From left: Rebecca Hall, Jason Bateman, and Joel Edgerton in “The Gift.”Matt Kennedy/STX Productions LLC via AP

Joel Edgerton has a knack for making malice look lovable, as he demonstrates as the head of a crime family in Davis Michod's "Animal Kingdom" (2010) and as the leader of the SEAL team in Kathryn Bigelow's "Zero Dark Thirty" (2013). He wisely takes a similar role for himself in his debut feature, the psychological thriller, "The Gift." Such casting is one of many good choices he makes in this expertly crafted exercise in guilt, ambiguity and revenge.

As Gordo, he shrinks into a character who looks like he wants to hide inside his own body, the kind of guy you vaguely recognize from high school when he sheepishly accosts you in a public place, as he does Simon (Jason Bateman) and his wife, Robyn (Rebecca Hall, at her best). They have just moved into a new house in Los Angeles, not far from where Simon grew up.


Reluctantly, Simon takes Gordo's number, promising to get in touch — with no intention of doing so. But when the first gift arrives, it looks like this is one decision Simon doesn't get to make.

Every character in a movie has a history, and it's a narrative art choosing how much and in what way it is revealed.

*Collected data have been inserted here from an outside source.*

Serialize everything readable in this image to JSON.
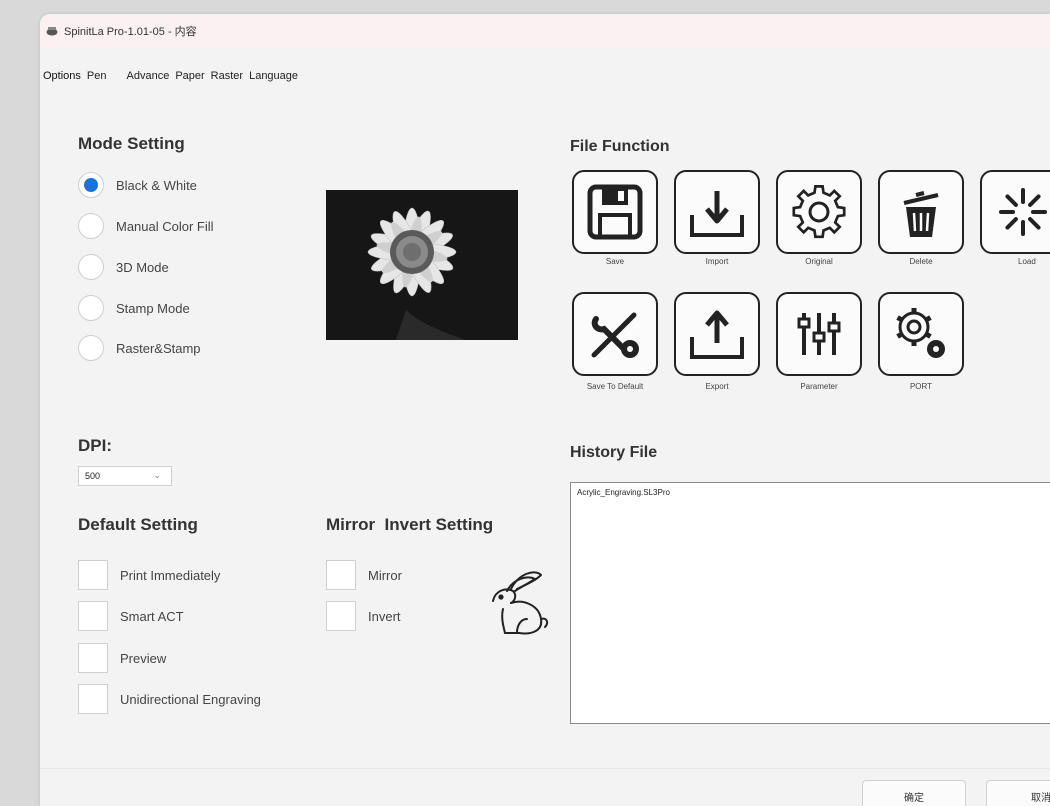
{
  "window": {
    "title": "SpinitLa Pro-1.01-05 - 内容"
  },
  "tabs": [
    {
      "label": "Options"
    },
    {
      "label": "Pen"
    },
    {
      "label": "Advance"
    },
    {
      "label": "Paper"
    },
    {
      "label": "Raster"
    },
    {
      "label": "Language"
    }
  ],
  "mode_setting": {
    "title": "Mode Setting",
    "selected": "Black & White",
    "options": [
      {
        "label": "Black & White"
      },
      {
        "label": "Manual Color Fill"
      },
      {
        "label": "3D Mode"
      },
      {
        "label": "Stamp Mode"
      },
      {
        "label": "Raster&Stamp"
      }
    ]
  },
  "dpi": {
    "label": "DPI:",
    "value": "500"
  },
  "default_setting": {
    "title": "Default Setting",
    "items": [
      {
        "label": "Print Immediately"
      },
      {
        "label": "Smart ACT"
      },
      {
        "label": "Preview"
      },
      {
        "label": "Unidirectional Engraving"
      }
    ]
  },
  "mirror_invert": {
    "title": "Mirror  Invert Setting",
    "items": [
      {
        "label": "Mirror"
      },
      {
        "label": "Invert"
      }
    ]
  },
  "file_function": {
    "title": "File Function",
    "buttons": [
      {
        "label": "Save",
        "icon": "floppy-disk-icon"
      },
      {
        "label": "Import",
        "icon": "import-icon"
      },
      {
        "label": "Original",
        "icon": "gear-icon"
      },
      {
        "label": "Delete",
        "icon": "trash-icon"
      },
      {
        "label": "Load",
        "icon": "loading-spinner-icon"
      },
      {
        "label": "Save To Default",
        "icon": "tools-icon"
      },
      {
        "label": "Export",
        "icon": "export-icon"
      },
      {
        "label": "Parameter",
        "icon": "sliders-icon"
      },
      {
        "label": "PORT",
        "icon": "gears-icon"
      }
    ]
  },
  "history": {
    "title": "History File",
    "files": [
      "Acrylic_Engraving.SL3Pro"
    ]
  },
  "footer": {
    "ok_label": "确定",
    "cancel_label": "取消"
  }
}
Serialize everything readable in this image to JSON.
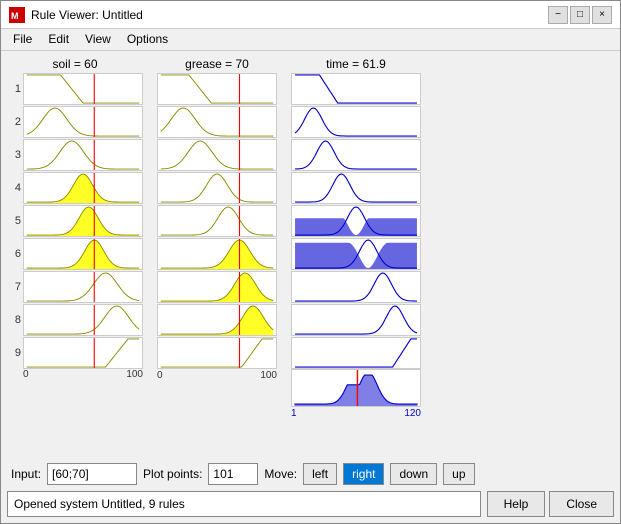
{
  "window": {
    "title": "Rule Viewer: Untitled",
    "icon": "matlab-icon"
  },
  "titlebar": {
    "minimize": "−",
    "maximize": "□",
    "close": "×"
  },
  "menu": {
    "items": [
      "File",
      "Edit",
      "View",
      "Options"
    ]
  },
  "columns": {
    "soil": {
      "header": "soil = 60",
      "axis_min": "0",
      "axis_max": "100",
      "red_line_pct": 0.6
    },
    "grease": {
      "header": "grease = 70",
      "axis_min": "0",
      "axis_max": "100",
      "red_line_pct": 0.7
    },
    "time": {
      "header": "time = 61.9",
      "axis_min": "1",
      "axis_max": "120"
    }
  },
  "rules": {
    "count": 9,
    "labels": [
      "1",
      "2",
      "3",
      "4",
      "5",
      "6",
      "7",
      "8",
      "9"
    ]
  },
  "controls": {
    "input_label": "Input:",
    "input_value": "[60;70]",
    "plot_points_label": "Plot points:",
    "plot_points_value": "101",
    "move_label": "Move:",
    "move_buttons": [
      "left",
      "right",
      "down",
      "up"
    ]
  },
  "status": {
    "text": "Opened system Untitled, 9 rules"
  },
  "action_buttons": {
    "help": "Help",
    "close": "Close"
  }
}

Since this is a film about the past, such exposition is key, and Edgerton accomplishes it sleekly. He has Robyn's point of view dominate, since like the audience she doesn't know about Simon and Gordo's past. As her sympathies and suspicions shift, so do the viewer's. In addition to directing outstanding performances, Edgerton also suggests psychological processes by means of space, architecture, and décor, exploiting the walls, doorways, windows, and mirrors of the new house to indicate the status of a relationship or self-image.

If "The Gift" can be faulted, it might be that it is too neatly wrapped. Not in terms of resolutions — it remains admirably ambiguous — but in its generic precision. It is also frankly derivative, but Edgerton steals from the best, like his "Zero" director Bigelow. He alludes to one of the most disturbing sequences in her "Strange Days" (1995), presenting a film within the film that tells more than a character wants to know, and not enough.